Não é incomum argumentos de recursos limitados para população em largo crescimento. Thanos é um fã de carteirinha da Teoria Malthusiana, e carece dizer que os Novos Pais Fundadores da América também o são. Entretanto, conforme as sirenes cantam a cada ano para uma nova Noite de Crime, percebe-se seu uso deliberado para o extermínio de ideias opositoras, como em 12 Horas Para Sobreviver: O Ano da Eleição (2016), o terceiro longa da franquia. Como qualquer regime autoritário, há a caça usando-se do próprio arcabouço legal para a manutenção de tudo aquilo que foi construído e a perpetuação do poder.

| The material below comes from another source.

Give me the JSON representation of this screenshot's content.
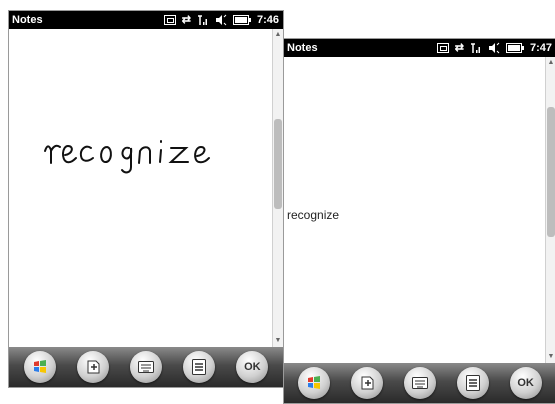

Algo que aliás é a sina de pequenos e grandes líderes estatais, e George Orwell já sabia disso e do controle absoluto em 1984. Aqui temos a institucionalização da violência como forma de controle populacional e medida econômica e social, simples assim.
Sociedades polarizadas sempre tendem a ideias radicais.

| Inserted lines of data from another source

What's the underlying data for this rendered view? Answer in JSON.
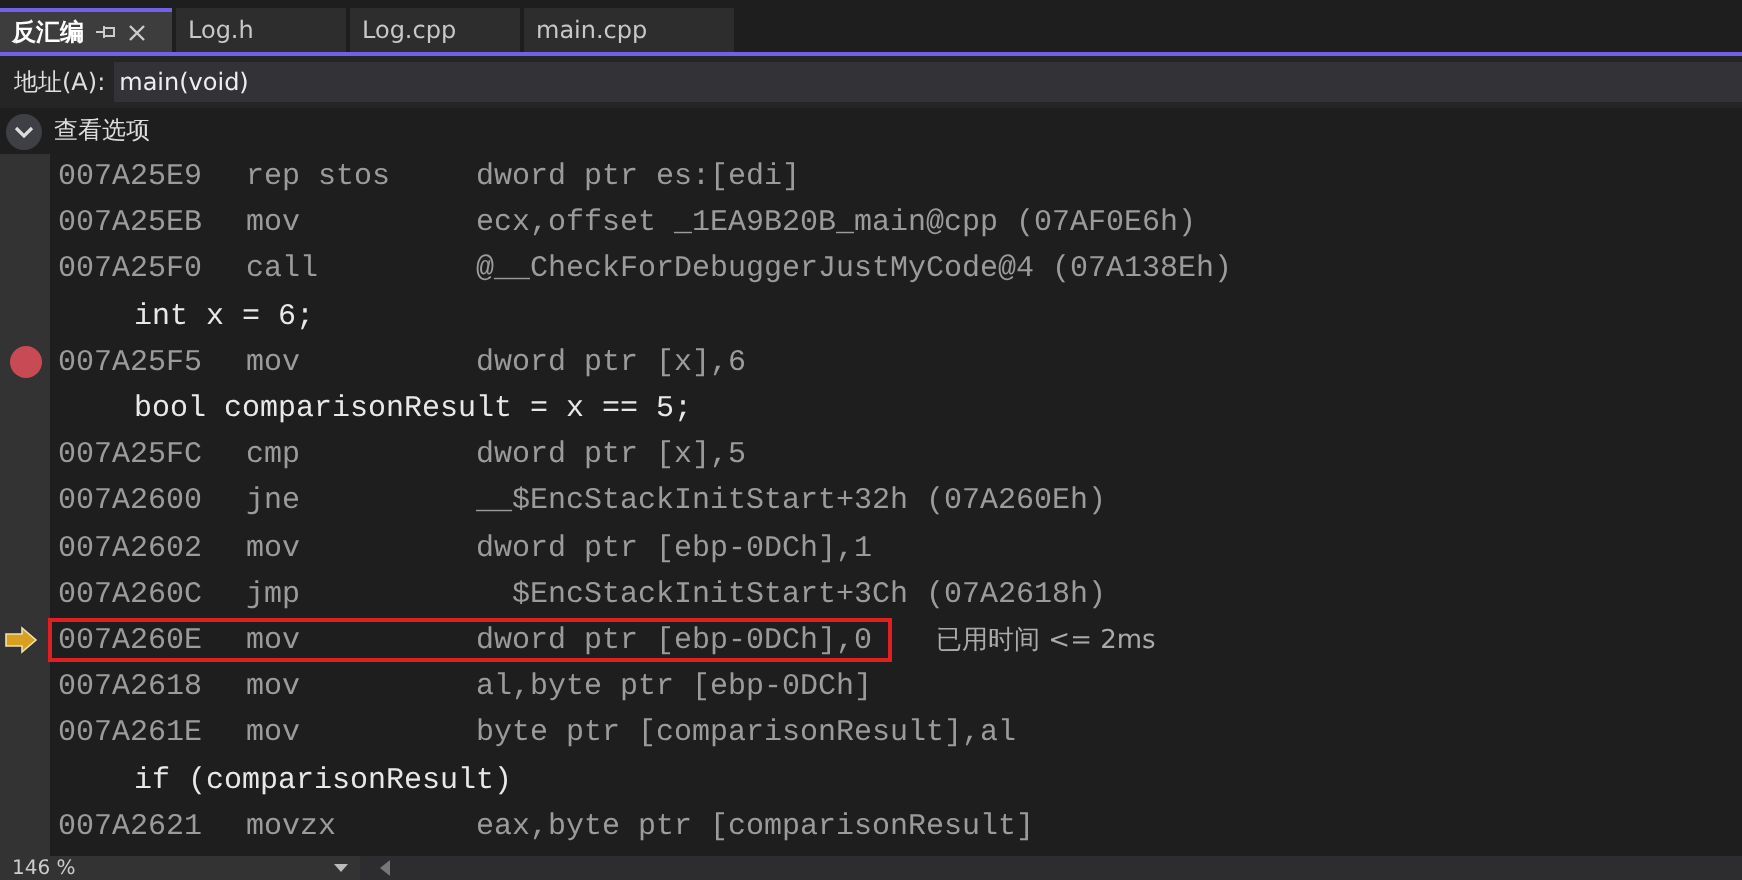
{
  "tabs": [
    {
      "label": "反汇编",
      "selected": true,
      "pinned": true
    },
    {
      "label": "Log.h",
      "selected": false,
      "pinned": false
    },
    {
      "label": "Log.cpp",
      "selected": false,
      "pinned": false
    },
    {
      "label": "main.cpp",
      "selected": false,
      "pinned": false
    }
  ],
  "address": {
    "label": "地址(A):",
    "value": "main(void)"
  },
  "options": {
    "label": "查看选项",
    "expanded": false
  },
  "lines": [
    {
      "kind": "asm",
      "address": "007A25E9",
      "op": "rep stos",
      "args": "dword ptr es:[edi]",
      "breakpoint": false,
      "current": false
    },
    {
      "kind": "asm",
      "address": "007A25EB",
      "op": "mov",
      "args": "ecx,offset _1EA9B20B_main@cpp (07AF0E6h)",
      "breakpoint": false,
      "current": false
    },
    {
      "kind": "asm",
      "address": "007A25F0",
      "op": "call",
      "args": "@__CheckForDebuggerJustMyCode@4 (07A138Eh)",
      "breakpoint": false,
      "current": false
    },
    {
      "kind": "source",
      "text": "int x = 6;"
    },
    {
      "kind": "asm",
      "address": "007A25F5",
      "op": "mov",
      "args": "dword ptr [x],6",
      "breakpoint": true,
      "current": false
    },
    {
      "kind": "source",
      "text": "bool comparisonResult = x == 5;"
    },
    {
      "kind": "asm",
      "address": "007A25FC",
      "op": "cmp",
      "args": "dword ptr [x],5",
      "breakpoint": false,
      "current": false
    },
    {
      "kind": "asm",
      "address": "007A2600",
      "op": "jne",
      "args": "__$EncStackInitStart+32h (07A260Eh)",
      "breakpoint": false,
      "current": false
    },
    {
      "kind": "asm",
      "address": "007A2602",
      "op": "mov",
      "args": "dword ptr [ebp-0DCh],1",
      "breakpoint": false,
      "current": false
    },
    {
      "kind": "asm",
      "address": "007A260C",
      "op": "jmp",
      "args": "  $EncStackInitStart+3Ch (07A2618h)",
      "breakpoint": false,
      "current": false
    },
    {
      "kind": "asm",
      "address": "007A260E",
      "op": "mov",
      "args": "dword ptr [ebp-0DCh],0",
      "breakpoint": false,
      "current": true,
      "elapsed": "已用时间 <= 2ms"
    },
    {
      "kind": "asm",
      "address": "007A2618",
      "op": "mov",
      "args": "al,byte ptr [ebp-0DCh]",
      "breakpoint": false,
      "current": false
    },
    {
      "kind": "asm",
      "address": "007A261E",
      "op": "mov",
      "args": "byte ptr [comparisonResult],al",
      "breakpoint": false,
      "current": false
    },
    {
      "kind": "source",
      "text": "if (comparisonResult)"
    },
    {
      "kind": "asm",
      "address": "007A2621",
      "op": "movzx",
      "args": "eax,byte ptr [comparisonResult]",
      "breakpoint": false,
      "current": false
    }
  ],
  "zoom": "146 %"
}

Aliás, excelente é a ideia de DeMonaco ao colocar os Estados Unidos como o fundo de toda a criação da Noite de Crime. Nações ao redor do mundo podem até ser questionáveis, mas nenhuma é tão questionável em sua essência como a norte-americana. Não são incomuns crimes de ódio e assassinatos em massa, em um país que facilmente se compram armas em qualquer esquina. Sendo que comprar um Glock é mais fácil do que tirar uma carteira de motorista em alguns estados americanos. Engana-se quem pensa que ideias de segregação de raça e de sexualidade são tão antigas quanto o tempo. Até 1955, pessoas eram separadas entre brancos e “de cor” no estado do Alabama, por exemplo. Somente em 2013, com o caso Lawrence vs. Texas é que foi revogado a Lei da Sodomia no Estado, usada para enquadrar relações homossexuais. Percebe-se um ambiente social extremamente caótico.

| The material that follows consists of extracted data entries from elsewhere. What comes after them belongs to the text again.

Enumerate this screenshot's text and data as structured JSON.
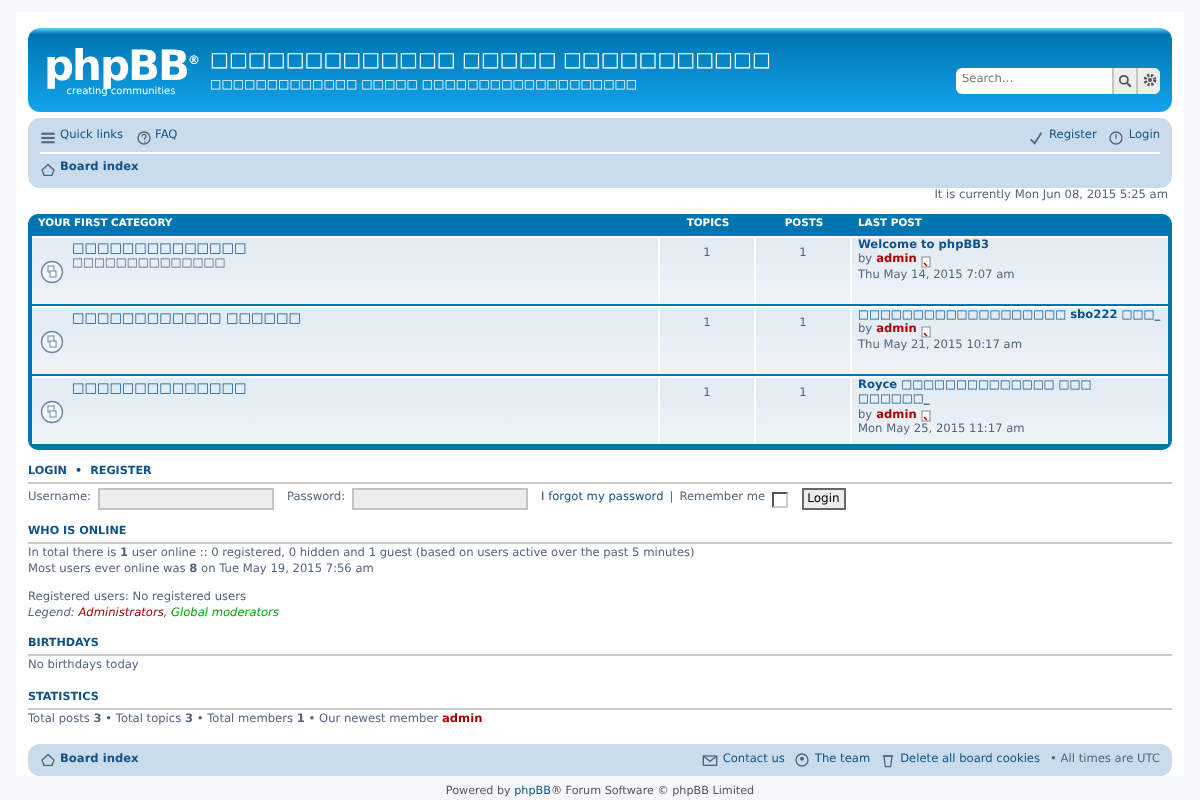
{
  "header": {
    "logo": {
      "name": "phpBB$^{®}$",
      "tagline": "creating communities"
    },
    "site_title": "□□□□□□□□□□□□□ □□□□□ □□□□□□□□□□□",
    "site_description": "□□□□□□□□□□□□□ □□□□□ □□□□□□□□□□□□□□□□□□□",
    "search": {
      "placeholder": "Search…"
    }
  },
  "nav": {
    "left": [
      {
        "kind": "menu",
        "label": "Quick links"
      },
      {
        "kind": "faq",
        "label": "FAQ"
      }
    ],
    "right": [
      {
        "kind": "register",
        "label": "Register"
      },
      {
        "kind": "login",
        "label": "Login"
      }
    ],
    "breadcrumb": "Board index"
  },
  "current_time": "It is currently Mon Jun 08, 2015 5:25 am",
  "forums": {
    "category": "YOUR FIRST CATEGORY",
    "columns": [
      "TOPICS",
      "POSTS",
      "LAST POST"
    ],
    "rows": [
      {
        "title": "□□□□□□□□□□□□□□",
        "description": "□□□□□□□□□□□□□□",
        "topics": "1",
        "posts": "1",
        "last_post": {
          "title": "Welcome to phpBB3",
          "by": "by",
          "author": "admin",
          "time": "Thu May 14, 2015 7:07 am"
        }
      },
      {
        "title": "□□□□□□□□□□□□ □□□□□□",
        "topics": "1",
        "posts": "1",
        "last_post": {
          "title": "□□□□□□□□□□□□□□□□□□□ sbo222 □□□_",
          "by": "by",
          "author": "admin",
          "time": "Thu May 21, 2015 10:17 am"
        }
      },
      {
        "title": "□□□□□□□□□□□□□□",
        "topics": "1",
        "posts": "1",
        "last_post": {
          "title": "Royce □□□□□□□□□□□□□□ □□□ □□□□□□_",
          "by": "by",
          "author": "admin",
          "time": "Mon May 25, 2015 11:17 am"
        }
      }
    ]
  },
  "login": {
    "login_link": "LOGIN",
    "separator": "•",
    "register_link": "REGISTER",
    "username_label": "Username:",
    "password_label": "Password:",
    "forgot_link": "I forgot my password",
    "divider": "|",
    "remember_label": "Remember me",
    "remember_checked": false,
    "button": "Login"
  },
  "who_is_online": {
    "heading": "WHO IS ONLINE",
    "lines": [
      "In total there is **1** user online :: 0 registered, 0 hidden and 1 guest (based on users active over the past 5 minutes)",
      "Most users ever online was **8** on Tue May 19, 2015 7:56 am"
    ],
    "registered": "Registered users: No registered users",
    "legend": {
      "label": "Legend:",
      "separator": ",",
      "groups": [
        {
          "name": "Administrators",
          "color": "#aa0000"
        },
        {
          "name": "Global moderators",
          "color": "#00aa00"
        }
      ]
    }
  },
  "birthdays": {
    "heading": "BIRTHDAYS",
    "text": "No birthdays today"
  },
  "statistics": {
    "heading": "STATISTICS",
    "text": "Total posts **3** • Total topics **3** • Total members **1** • Our newest member",
    "newest_member": "admin"
  },
  "footer": {
    "breadcrumb": "Board index",
    "links": [
      {
        "kind": "contact",
        "label": "Contact us"
      },
      {
        "kind": "team",
        "label": "The team"
      },
      {
        "kind": "cookies",
        "label": "Delete all board cookies"
      }
    ],
    "timezone": "• All times are UTC"
  },
  "credits": {
    "prefix": "Powered by",
    "link": "phpBB",
    "suffix": "® Forum Software © phpBB Limited"
  }
}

Embora de forma bastante cinemática e bastante violento, no melhor estilo Manhunt, os argumentos de Uma Noite de Crime criam uma espécie de alerta. O primeiro deles é de como argumentos antiéticos e imorais ganham popularidade em períodos de instabilidade social. Afinal, deter o poder de matar o seu vizinho, um ex-namorado simplesmente por discordar de algo beira ao ridículo. Já o segundo ponto é o uso da legislação para se institucionalizar a segregação e a violência. O Expurgo da Noite de Crime é somente uma visão deturpada do que pode acontecer nas surdinas, mas que culminaria com algo que The Handmaid’s Tale, por exemplo, sabe fazer com maestria. O mesmo pode ser dito com o Expurgo. Afinal, sua criação pode levar a um estado anárquico que nem mesmo seus criadores controlariam, como visto em Uma Noite de Crime: A Fronteira (2021).